FedUV: Uniformity and Variance for Heterogeneous Federated Learning

Ha Min Son, Moon-Hyun Kim, Tai-Myoung Chung, Chao Huang, Xin Liu; Proceedings of the IEEE/CVF Conference on Computer Vision and Pattern Recognition (CVPR), 2024, pp. 5863-5872

Federated learning is a promising framework to train neural networks with widely distributed data. However performance degrades heavily with heterogeneously distributed data. Recent work has shown this is due to the final layer of the network being most prone to local bias some finding success freezing the final layer as an orthogonal classifier. We investigate the training dynamics of the classifier by applying SVD to the weights motivated by the observation that freezing weights results in constant singular values.
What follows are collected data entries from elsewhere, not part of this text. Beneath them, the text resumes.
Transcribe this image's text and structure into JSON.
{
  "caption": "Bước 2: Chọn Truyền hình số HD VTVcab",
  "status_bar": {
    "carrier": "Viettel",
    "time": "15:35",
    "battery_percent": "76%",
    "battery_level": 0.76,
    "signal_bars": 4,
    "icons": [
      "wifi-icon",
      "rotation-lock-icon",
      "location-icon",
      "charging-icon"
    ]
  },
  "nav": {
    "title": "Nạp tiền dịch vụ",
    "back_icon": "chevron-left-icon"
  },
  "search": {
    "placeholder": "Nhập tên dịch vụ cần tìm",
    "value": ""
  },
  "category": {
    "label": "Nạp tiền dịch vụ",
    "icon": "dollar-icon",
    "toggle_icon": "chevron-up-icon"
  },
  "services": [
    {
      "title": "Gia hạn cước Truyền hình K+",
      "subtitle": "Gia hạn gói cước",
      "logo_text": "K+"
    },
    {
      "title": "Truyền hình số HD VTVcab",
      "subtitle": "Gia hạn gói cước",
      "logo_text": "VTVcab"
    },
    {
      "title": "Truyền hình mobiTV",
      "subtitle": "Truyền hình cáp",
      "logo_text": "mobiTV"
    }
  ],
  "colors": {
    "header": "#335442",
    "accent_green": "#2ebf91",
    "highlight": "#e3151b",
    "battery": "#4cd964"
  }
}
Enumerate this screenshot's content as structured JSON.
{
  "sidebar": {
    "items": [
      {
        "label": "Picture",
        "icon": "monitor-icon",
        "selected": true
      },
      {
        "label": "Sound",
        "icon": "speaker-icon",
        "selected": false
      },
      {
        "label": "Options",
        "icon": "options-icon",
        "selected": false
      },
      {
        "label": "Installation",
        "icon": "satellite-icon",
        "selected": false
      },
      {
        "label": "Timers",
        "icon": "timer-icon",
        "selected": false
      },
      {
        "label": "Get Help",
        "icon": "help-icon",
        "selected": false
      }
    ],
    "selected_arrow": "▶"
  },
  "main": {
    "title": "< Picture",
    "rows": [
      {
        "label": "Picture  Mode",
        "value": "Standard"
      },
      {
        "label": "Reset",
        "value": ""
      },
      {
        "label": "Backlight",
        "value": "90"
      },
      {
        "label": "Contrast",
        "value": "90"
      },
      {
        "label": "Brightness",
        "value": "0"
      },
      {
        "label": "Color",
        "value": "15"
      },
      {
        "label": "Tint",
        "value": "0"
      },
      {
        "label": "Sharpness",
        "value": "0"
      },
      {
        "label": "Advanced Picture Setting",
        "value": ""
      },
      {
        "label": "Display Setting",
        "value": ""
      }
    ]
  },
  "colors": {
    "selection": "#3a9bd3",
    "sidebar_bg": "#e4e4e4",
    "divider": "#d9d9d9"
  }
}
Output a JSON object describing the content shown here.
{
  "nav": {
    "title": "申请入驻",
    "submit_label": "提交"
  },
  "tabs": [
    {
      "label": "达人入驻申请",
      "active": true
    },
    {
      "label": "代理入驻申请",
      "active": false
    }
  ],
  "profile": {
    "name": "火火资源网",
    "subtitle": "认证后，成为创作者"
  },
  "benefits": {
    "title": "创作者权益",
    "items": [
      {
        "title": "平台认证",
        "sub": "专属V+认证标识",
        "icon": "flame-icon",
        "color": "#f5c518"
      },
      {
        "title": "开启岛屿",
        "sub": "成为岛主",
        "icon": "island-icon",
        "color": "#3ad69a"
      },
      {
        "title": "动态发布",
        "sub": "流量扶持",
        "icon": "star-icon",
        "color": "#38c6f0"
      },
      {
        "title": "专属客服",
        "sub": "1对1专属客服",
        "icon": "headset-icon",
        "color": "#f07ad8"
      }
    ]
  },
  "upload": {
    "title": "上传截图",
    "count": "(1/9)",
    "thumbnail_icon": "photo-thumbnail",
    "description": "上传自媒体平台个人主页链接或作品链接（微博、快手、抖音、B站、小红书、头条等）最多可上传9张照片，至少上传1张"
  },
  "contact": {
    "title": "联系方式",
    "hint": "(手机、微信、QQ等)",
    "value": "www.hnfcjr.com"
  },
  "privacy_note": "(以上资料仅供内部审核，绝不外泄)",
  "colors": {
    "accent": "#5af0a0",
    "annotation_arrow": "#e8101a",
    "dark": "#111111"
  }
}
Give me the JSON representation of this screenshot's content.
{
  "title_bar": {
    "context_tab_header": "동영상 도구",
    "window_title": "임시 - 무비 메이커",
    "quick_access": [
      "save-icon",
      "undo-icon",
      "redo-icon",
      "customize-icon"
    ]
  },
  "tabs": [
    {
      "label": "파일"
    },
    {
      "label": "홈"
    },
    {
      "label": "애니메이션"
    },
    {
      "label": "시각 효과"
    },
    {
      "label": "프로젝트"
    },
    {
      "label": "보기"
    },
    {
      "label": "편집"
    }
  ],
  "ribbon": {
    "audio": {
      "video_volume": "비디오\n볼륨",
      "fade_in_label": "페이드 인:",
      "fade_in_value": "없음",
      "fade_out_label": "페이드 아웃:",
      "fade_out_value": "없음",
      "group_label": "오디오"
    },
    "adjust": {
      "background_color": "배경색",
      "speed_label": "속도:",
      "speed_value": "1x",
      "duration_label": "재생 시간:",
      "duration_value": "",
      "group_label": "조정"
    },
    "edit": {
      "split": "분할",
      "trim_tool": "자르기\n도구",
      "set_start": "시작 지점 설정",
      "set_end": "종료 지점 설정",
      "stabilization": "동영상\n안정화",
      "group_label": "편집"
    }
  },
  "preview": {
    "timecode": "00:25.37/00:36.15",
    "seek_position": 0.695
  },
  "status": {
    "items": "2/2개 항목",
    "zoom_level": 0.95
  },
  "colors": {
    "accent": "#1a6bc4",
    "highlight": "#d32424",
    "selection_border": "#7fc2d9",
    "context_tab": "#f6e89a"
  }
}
We find that there are differences when training in IID and non-IID settings. Based on this finding we introduce two regularization terms for local training to continuously emulate IID settings: (1) variance in the dimension-wise probability distribution of the classifier and (2) hyperspherical uniformity of representations of the encoder. These regularizations promote local models to act as if it were in an IID setting regardless of the local data distribution thus offsetting proneness to bias while being flexible to the data. On extensive experiments in both label-shift and feature-shift settings we verify that our method achieves highest performance by a large margin especially in highly non-IID cases in addition to being scalable to larger models and datasets.